Sécheresse, canicules : faut-il s’inquiéter pour les arbres ?
Les arbres, essentiels à notre écosystème en tant que sources d’oxygène et capteurs de carbone, subissent de graves conséquences face aux sécheresses et canicules de cet été. En plein mois d’août, des teintes automnales apparaissent dans les bois, tandis que les feuilles mortes s’accumulent au sol.
La combinaison de températures élevées et de sécheresse prolongée entraîne une réponse physiologique des arbres, qui passent en mode survie, selon Yann Vitasse, chercheur à l’Institut fédéral suisse de recherches sur la forêt, la neige et le paysage (WSL). Tant que l’eau est disponible dans le sol, les arbres peuvent l’absorber par leurs racines. Cependant, lorsque la sécheresse persiste, le stress hydrique s’installe, rendant difficile l’absorption d’eau.
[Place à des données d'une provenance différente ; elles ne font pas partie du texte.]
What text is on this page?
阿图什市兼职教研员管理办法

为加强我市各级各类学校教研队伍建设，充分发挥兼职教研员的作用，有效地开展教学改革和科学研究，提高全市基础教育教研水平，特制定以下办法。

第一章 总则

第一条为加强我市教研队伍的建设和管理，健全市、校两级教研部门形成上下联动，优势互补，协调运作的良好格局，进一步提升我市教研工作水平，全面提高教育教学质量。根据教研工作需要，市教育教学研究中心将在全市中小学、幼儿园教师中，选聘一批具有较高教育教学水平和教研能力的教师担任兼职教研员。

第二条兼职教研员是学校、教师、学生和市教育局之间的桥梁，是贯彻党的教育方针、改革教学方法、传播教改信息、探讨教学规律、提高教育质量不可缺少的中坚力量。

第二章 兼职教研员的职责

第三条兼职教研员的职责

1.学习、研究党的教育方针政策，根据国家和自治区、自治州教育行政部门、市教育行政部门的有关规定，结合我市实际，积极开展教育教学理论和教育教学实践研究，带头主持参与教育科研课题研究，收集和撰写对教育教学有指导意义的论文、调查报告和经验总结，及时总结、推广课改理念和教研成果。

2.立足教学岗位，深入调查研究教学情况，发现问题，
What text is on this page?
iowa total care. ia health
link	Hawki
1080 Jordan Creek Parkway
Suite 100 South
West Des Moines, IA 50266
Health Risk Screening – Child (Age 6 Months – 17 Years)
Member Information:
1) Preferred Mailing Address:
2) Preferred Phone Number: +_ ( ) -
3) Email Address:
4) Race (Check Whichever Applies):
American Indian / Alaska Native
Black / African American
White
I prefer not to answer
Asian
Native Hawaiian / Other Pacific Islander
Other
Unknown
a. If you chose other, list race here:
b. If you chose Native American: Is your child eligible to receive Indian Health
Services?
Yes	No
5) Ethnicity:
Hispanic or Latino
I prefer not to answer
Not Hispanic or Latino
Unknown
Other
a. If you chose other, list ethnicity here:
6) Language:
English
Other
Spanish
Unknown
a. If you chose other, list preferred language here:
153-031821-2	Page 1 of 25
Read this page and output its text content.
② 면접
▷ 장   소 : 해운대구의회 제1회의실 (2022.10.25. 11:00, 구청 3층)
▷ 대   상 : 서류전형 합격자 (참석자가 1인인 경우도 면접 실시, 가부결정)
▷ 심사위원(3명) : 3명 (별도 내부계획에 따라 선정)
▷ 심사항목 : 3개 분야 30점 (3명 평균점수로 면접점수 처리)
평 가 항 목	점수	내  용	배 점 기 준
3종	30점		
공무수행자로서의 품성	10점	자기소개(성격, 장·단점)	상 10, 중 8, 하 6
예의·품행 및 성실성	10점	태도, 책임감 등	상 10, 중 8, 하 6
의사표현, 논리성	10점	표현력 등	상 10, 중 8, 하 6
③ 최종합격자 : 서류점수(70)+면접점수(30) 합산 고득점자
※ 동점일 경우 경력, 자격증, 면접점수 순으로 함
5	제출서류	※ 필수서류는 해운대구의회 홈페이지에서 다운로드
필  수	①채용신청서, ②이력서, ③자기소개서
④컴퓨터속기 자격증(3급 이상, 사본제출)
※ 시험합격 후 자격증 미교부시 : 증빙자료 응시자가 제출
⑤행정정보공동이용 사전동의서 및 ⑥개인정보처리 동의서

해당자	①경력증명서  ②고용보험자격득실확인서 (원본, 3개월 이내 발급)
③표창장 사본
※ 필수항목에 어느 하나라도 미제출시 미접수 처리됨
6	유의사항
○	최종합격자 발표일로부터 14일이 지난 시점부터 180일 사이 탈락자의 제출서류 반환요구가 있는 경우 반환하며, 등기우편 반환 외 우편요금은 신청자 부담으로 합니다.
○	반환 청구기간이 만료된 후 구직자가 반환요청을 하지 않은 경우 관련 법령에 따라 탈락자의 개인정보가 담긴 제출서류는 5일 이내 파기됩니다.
Les gros et vieux arbres, qui nécessitent davantage d’eau, sont particulièrement touchés. Pour faire face à la sécheresse, ils ferment leurs stomates pour conserver l’eau. Si cette situation perdure, la tension dans les vaisseaux de transport de l’eau peut atteindre un seuil critique, conduisant à un phénomène de cavitation, où des bulles d’air bloquent le transport de l’eau.
Des forêts qui s’affaiblissent
Lorsque l’eau ne parvient plus à atteindre les cimes, les feuilles se dessèchent et tombent. Cette fermeture des stomates limite l’absorption de dioxyde de carbone et ralentit la photosynthèse, essentielle à leur croissance. Les arbres deviennent alors vulnérables aux maladies et aux insectes ravageurs, entraînant ce que Vitasse appelle une spirale de dépérissement, pouvant mener à leur mort prématurée.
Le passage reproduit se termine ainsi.